Methods of single linkage and centroid belong to so called space contracting, or “chaining”. That means - roughly speaking - that they tend to attach objects one by one to clusters, and so they demonstrate relatively smooth growth of curve “% of clustered objects”. On the contrary, methods of complete linkage, Ward’s, sum-of-squares, increase of variance, and variance commonly get considerable share of objects clustered even on early steps, and then proceed merging yet those – therefore their curve “% of clustered objects” is steep from the first steps. These methods are called space dilating. Other methods fall in-between.
Flexible versions. By adding the additional parameter into the Lance-Willians formula it is possible to make a method become specifically self-tuning on its steps. The parameter brings in correction for the being computed between-cluster proximity, which depends on the size (amount of de-compactness) of the clusters. The meaning of the parameter is that it makes the method of agglomeration more space dilating or space contracting than the standard method is doomed to be. Most well-known implementation of the flexibility so far is to average linkage methods UPGMA and WPGMA (Belbin, L. et al. A Comparison of Two Approaches to Beta-Flexible Clustering // Multivariate Behavioral Research, 1992, 27, 417–433.).
Dendrogram. On a dendrogram "Y" axis, typically displayed is the proximity between the merging clusters - as defined by methods above. Therefore, for example, in centroid method the squared distance is typically gauged (ultimately, it depends on the package and it options) - some researches are not aware of that. Also, by tradition, with methods based on increment of nondensity, such as Ward’s, usually shown on the dendrogram is cumulative value - it is sooner for convenience reasons than theoretical ones. Thus, (in many packages) the plotted coefficient in Ward’s method represents the overall, across all clusters, within-cluster sum-of-squares observed at the moment of a given step.

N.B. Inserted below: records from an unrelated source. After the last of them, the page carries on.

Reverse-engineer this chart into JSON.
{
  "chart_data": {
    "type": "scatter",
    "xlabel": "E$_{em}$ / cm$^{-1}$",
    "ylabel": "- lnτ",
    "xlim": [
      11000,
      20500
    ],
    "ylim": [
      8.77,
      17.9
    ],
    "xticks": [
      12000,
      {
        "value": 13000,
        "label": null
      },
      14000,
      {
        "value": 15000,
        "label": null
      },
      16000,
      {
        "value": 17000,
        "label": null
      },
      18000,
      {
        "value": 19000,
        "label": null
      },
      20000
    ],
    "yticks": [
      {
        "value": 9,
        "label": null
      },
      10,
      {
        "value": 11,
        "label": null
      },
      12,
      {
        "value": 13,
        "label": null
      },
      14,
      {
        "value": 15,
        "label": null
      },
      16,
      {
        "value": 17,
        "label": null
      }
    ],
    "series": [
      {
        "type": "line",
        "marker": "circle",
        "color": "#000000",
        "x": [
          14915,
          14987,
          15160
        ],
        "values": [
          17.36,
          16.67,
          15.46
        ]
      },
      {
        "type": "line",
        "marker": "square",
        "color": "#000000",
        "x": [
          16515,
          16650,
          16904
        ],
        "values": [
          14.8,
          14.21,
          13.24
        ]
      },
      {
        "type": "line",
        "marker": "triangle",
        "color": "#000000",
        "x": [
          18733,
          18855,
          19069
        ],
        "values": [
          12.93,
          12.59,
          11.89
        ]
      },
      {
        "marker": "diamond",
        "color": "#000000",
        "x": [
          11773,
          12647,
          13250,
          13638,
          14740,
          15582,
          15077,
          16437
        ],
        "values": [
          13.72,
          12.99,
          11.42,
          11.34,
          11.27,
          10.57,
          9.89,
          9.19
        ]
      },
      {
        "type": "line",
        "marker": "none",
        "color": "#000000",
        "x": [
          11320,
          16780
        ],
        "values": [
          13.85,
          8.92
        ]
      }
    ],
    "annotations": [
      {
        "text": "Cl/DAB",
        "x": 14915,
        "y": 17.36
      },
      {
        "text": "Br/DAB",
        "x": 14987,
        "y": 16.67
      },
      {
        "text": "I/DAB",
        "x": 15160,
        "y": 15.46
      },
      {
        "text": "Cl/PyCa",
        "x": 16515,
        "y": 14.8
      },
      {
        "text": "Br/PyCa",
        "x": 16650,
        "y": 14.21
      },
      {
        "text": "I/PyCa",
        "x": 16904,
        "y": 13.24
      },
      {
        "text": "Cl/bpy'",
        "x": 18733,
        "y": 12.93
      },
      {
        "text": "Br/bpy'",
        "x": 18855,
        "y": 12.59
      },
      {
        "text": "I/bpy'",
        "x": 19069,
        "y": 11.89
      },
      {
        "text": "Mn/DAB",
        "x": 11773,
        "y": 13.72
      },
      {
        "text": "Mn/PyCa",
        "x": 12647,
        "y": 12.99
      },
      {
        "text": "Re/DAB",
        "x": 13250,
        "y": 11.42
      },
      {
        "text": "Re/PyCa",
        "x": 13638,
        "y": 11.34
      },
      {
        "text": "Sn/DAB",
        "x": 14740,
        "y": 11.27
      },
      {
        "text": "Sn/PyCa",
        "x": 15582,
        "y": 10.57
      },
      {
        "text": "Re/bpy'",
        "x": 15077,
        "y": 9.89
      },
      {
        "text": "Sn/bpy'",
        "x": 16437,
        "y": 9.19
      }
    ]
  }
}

One should refrain from judging which linkage method is "better" for his data by comparing the looks of the dendrograms: not only because the looks change when you change what modification of the coefficient you plot there - as it was just described, - but because the look will differ even on the data with no clusters.
To choose the "right" method
There is no single criterion. Some guidelines how to go about selecting a method of cluster analysis (including a linkage method in HAC as a particular case) are outlined in this answer and the whole thread therein.